『VITAL』

塚本晋也さんの映画が好きです。一般に「バイオレンス」とカテゴライズされる監督の映画はあまり見ないのですが*1、塚本さんの監督作品は別。痛いから。肉体も心も痛いから。そして、みんな果てしなく正常に壊れてるから。
前作『六月の蛇』で雨に包まれていたエロスとタナトスが、より高い湿度で「死」へ向かう。「あっち」と「こっち」を行き来する主人公を演じる浅野忠信さんのゲッソリ具合が不気味で良い。事故で死んだ恋人の献体に一瞬の躊躇いもなくメスを入れ、その全てを記録するべくスケッチを続ける(ダヴィンチがモデルなんだそうです)、鬼気迫る無表情。

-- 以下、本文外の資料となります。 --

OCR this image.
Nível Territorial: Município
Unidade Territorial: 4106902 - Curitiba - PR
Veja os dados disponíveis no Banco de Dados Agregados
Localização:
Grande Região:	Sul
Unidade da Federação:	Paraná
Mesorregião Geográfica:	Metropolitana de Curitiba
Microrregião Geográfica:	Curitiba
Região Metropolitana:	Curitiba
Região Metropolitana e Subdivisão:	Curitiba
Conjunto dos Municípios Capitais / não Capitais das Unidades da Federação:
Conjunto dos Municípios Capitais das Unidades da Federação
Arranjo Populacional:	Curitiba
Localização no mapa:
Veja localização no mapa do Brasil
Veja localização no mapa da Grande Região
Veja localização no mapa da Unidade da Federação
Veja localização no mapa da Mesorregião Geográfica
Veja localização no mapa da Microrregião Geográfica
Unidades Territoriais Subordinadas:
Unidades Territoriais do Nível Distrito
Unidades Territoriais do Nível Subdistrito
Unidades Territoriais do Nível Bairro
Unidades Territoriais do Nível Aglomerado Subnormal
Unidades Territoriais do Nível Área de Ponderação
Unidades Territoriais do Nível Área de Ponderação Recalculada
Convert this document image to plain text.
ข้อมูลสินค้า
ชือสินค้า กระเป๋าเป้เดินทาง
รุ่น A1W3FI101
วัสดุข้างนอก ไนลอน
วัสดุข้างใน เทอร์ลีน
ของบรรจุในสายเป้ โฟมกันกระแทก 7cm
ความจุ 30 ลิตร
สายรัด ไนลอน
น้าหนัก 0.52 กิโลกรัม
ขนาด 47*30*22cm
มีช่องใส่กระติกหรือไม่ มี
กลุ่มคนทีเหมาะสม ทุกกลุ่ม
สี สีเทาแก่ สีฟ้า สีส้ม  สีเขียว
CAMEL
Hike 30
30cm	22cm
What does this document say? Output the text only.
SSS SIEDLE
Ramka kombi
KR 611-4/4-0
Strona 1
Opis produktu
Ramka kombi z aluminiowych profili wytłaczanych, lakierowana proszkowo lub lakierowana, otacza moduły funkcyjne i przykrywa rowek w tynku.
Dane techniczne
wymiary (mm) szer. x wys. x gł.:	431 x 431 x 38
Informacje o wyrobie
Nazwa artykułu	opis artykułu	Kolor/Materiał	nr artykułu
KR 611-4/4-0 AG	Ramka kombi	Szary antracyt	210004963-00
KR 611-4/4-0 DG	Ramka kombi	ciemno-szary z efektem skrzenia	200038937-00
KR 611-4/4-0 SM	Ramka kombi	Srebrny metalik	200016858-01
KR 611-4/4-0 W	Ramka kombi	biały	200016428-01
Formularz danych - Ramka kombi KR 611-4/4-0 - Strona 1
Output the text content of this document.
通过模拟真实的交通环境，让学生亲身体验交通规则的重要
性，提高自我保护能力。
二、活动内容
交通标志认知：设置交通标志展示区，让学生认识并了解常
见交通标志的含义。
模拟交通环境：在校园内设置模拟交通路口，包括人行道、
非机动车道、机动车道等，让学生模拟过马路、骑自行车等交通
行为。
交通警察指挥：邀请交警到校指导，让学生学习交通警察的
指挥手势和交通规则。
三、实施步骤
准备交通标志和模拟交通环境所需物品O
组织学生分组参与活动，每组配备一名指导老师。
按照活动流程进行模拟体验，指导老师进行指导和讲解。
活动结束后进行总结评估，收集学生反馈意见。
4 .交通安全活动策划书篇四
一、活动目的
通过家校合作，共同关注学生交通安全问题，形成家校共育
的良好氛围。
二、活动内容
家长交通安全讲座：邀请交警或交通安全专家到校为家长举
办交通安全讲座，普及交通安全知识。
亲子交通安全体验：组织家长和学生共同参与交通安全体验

今回も造形凄いなぁ。解剖されてゆくご遺体の精巧なこと…。他の映画を見ていてもあまり思わないのですが、塚本作品を見ていると「これはどうやって創っているんだろう…。」とよく思います。なんか憧れる。こういうものを創れる方たちに。
あとニコ子さんはロングヘアー前髪ぱっつんの女子に目がないので、KIKIさんが可愛すぎ。怪我して目が赤くなってるシーンとか最高です。いっつもキャスティングが良いよ*2

*1:『VITAL』はバイオレンスじゃないです。